What is a semi-sweet red wine?

Semi-sweet red wine sits between fully dry and dessert-level sweetness on the scale. Technically, a wine carries the semi-sweet label when it contains roughly 12 to 45 grams of residual sugar per litre. In the glass, you’ll notice the sweetness clearly: fruit flavours are pronounced, tannins are soft, and there’s no drying sensation at the finish. Apothic Red is the most widely drunk semi-sweet red in the US. Jam Jar Sweet Shiraz sits in a similar range. Both pair well with savoury food because the sweetness counterbalances salt and spice.

What makes South African sweet red wine worth trying?

The Western Cape’s warm climate produces Shiraz grapes with concentrated dark fruit and high natural sugar, which gives South African sweet reds their signature jammy intensity. Jam Jar Sweet Shiraz is the best-known example in the US market: blackberry, plum, and a chocolate finish that works better with spicy food than most European sweet reds. South African sweet reds also tend to offer strong value at the $12 to $15 price point compared to equivalent styles from France or Italy.

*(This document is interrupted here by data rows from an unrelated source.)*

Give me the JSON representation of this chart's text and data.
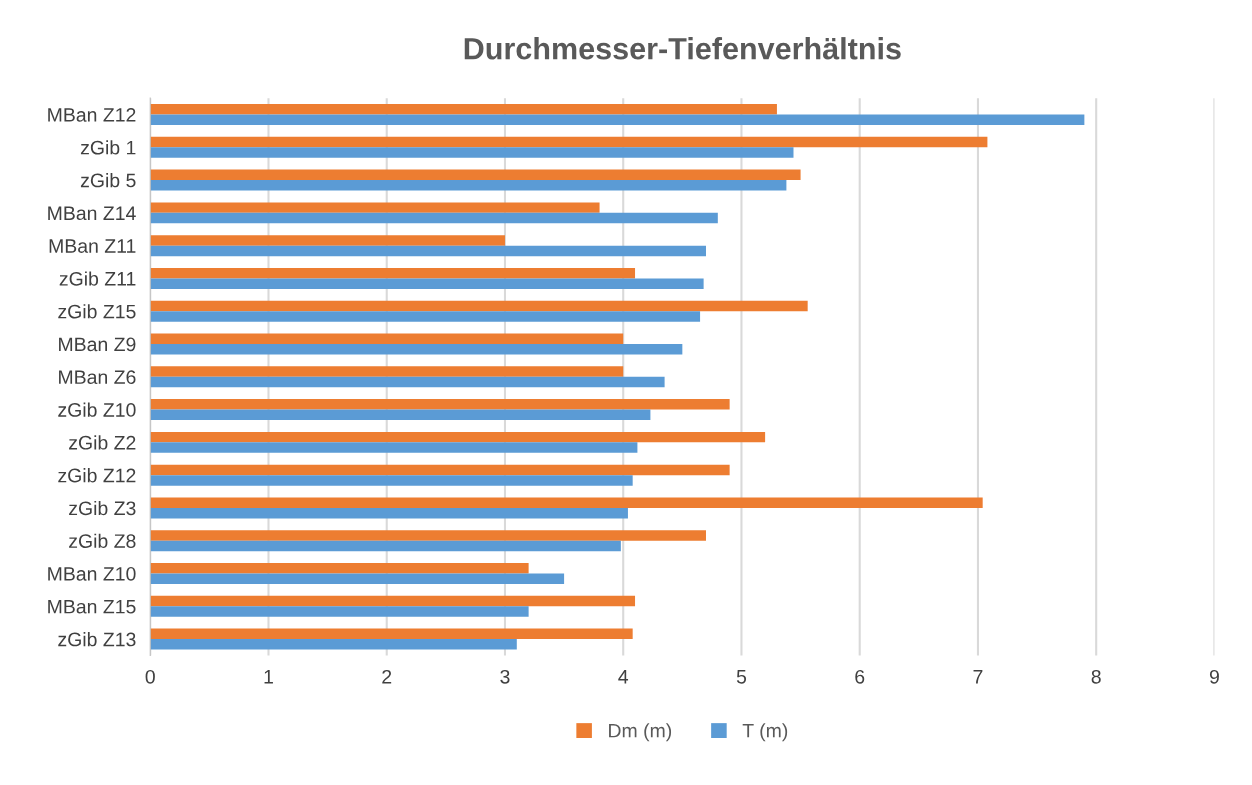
{
  "chart_data": {
    "type": "bar",
    "orientation": "horizontal",
    "title": "Durchmesser-Tiefenverhältnis",
    "categories": [
      "MBan Z12",
      "zGib 1",
      "zGib 5",
      "MBan Z14",
      "MBan Z11",
      "zGib Z11",
      "zGib Z15",
      "MBan Z9",
      "MBan Z6",
      "zGib Z10",
      "zGib Z2",
      "zGib Z12",
      "zGib Z3",
      "zGib Z8",
      "MBan Z10",
      "MBan Z15",
      "zGib Z13"
    ],
    "series": [
      {
        "name": "Dm (m)",
        "color": "#ed7d31",
        "values": [
          5.3,
          7.08,
          5.5,
          3.8,
          3.0,
          4.1,
          5.56,
          4.0,
          4.0,
          4.9,
          5.2,
          4.9,
          7.04,
          4.7,
          3.2,
          4.1,
          4.08
        ]
      },
      {
        "name": "T (m)",
        "color": "#5b9bd5",
        "values": [
          7.9,
          5.44,
          5.38,
          4.8,
          4.7,
          4.68,
          4.65,
          4.5,
          4.35,
          4.23,
          4.12,
          4.08,
          4.04,
          3.98,
          3.5,
          3.2,
          3.1
        ]
      }
    ],
    "xlim": [
      0,
      9
    ],
    "xticks": [
      0,
      1,
      2,
      3,
      4,
      5,
      6,
      7,
      8,
      9
    ],
    "grid": "x",
    "legend": "bottom"
  }
}
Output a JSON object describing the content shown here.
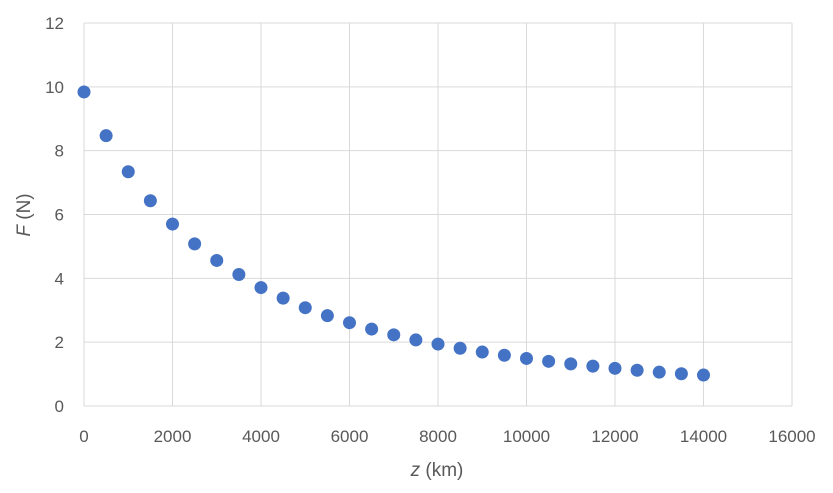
{
  "chart_data": {
    "type": "scatter",
    "title": "",
    "xlabel_var": "z",
    "xlabel_unit": " (km)",
    "ylabel_var": "F",
    "ylabel_unit": " (N)",
    "xlim": [
      0,
      16000
    ],
    "ylim": [
      0,
      12
    ],
    "xticks": [
      "0",
      "2000",
      "4000",
      "6000",
      "8000",
      "10000",
      "12000",
      "14000",
      "16000"
    ],
    "yticks": [
      "0",
      "2",
      "4",
      "6",
      "8",
      "10",
      "12"
    ],
    "grid": true,
    "legend": "none",
    "marker_color": "#4472c4",
    "series": [
      {
        "x": [
          0,
          500,
          1000,
          1500,
          2000,
          2500,
          3000,
          3500,
          4000,
          4500,
          5000,
          5500,
          6000,
          6500,
          7000,
          7500,
          8000,
          8500,
          9000,
          9500,
          10000,
          10500,
          11000,
          11500,
          12000,
          12500,
          13000,
          13500,
          14000
        ],
        "y": [
          9.84,
          8.47,
          7.34,
          6.43,
          5.7,
          5.08,
          4.56,
          4.12,
          3.71,
          3.38,
          3.08,
          2.83,
          2.61,
          2.41,
          2.23,
          2.07,
          1.94,
          1.81,
          1.69,
          1.59,
          1.49,
          1.4,
          1.32,
          1.25,
          1.18,
          1.12,
          1.06,
          1.01,
          0.97
        ]
      }
    ]
  }
}
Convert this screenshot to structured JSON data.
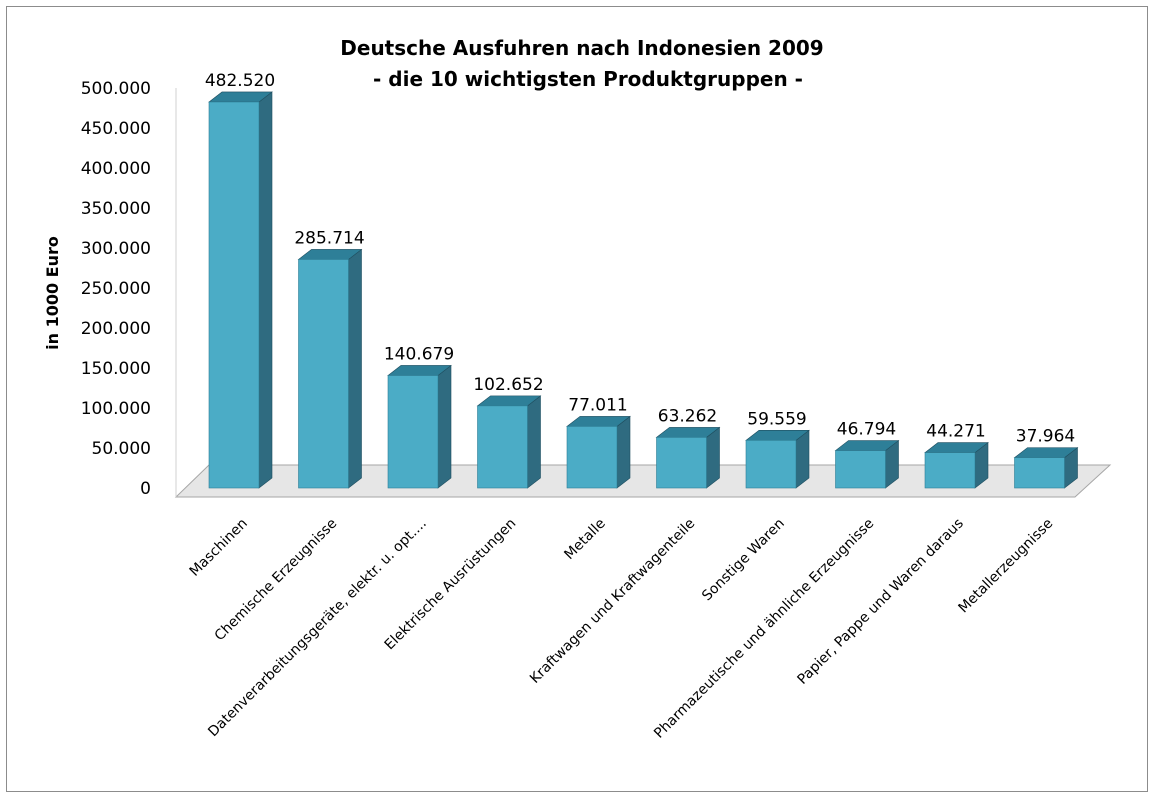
{
  "chart_data": {
    "type": "bar",
    "title_lines": [
      "Deutsche Ausfuhren nach Indonesien 2009",
      "- die 10 wichtigsten Produktgruppen -"
    ],
    "ylabel": "in 1000 Euro",
    "xlabel": "",
    "ylim": [
      0,
      500000
    ],
    "y_ticks": [
      0,
      50000,
      100000,
      150000,
      200000,
      250000,
      300000,
      350000,
      400000,
      450000,
      500000
    ],
    "y_tick_labels": [
      "0",
      "50.000",
      "100.000",
      "150.000",
      "200.000",
      "250.000",
      "300.000",
      "350.000",
      "400.000",
      "450.000",
      "500.000"
    ],
    "grid": false,
    "legend": "none",
    "style": "3d-columns",
    "categories": [
      "Maschinen",
      "Chemische Erzeugnisse",
      "Datenverarbeitungsgeräte, elektr. u. opt....",
      "Elektrische Ausrüstungen",
      "Metalle",
      "Kraftwagen und Kraftwagenteile",
      "Sonstige Waren",
      "Pharmazeutische und ähnliche Erzeugnisse",
      "Papier, Pappe und Waren daraus",
      "Metallerzeugnisse"
    ],
    "values": [
      482520,
      285714,
      140679,
      102652,
      77011,
      63262,
      59559,
      46794,
      44271,
      37964
    ],
    "data_labels": [
      "482.520",
      "285.714",
      "140.679",
      "102.652",
      "77.011",
      "63.262",
      "59.559",
      "46.794",
      "44.271",
      "37.964"
    ],
    "colors": {
      "bar_front": "#4bacc6",
      "bar_top": "#2e7f98",
      "bar_side": "#2f6b80",
      "floor": "#e6e6e6",
      "floor_edge": "#a6a6a6",
      "frame": "#8c8c8c"
    }
  }
}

Can red wine lower cholesterol?

Some research suggests that moderate wine consumption is associated with higher HDL (good) cholesterol levels, potentially due to compounds like resveratrol and other polyphenols found in red grape skins. Sweet red wines contain these same compounds. The residual sugar doesn’t significantly change the cardiovascular picture. The more important variable is overall alcohol intake and drinking patterns rather than whether the wine is sweet or dry.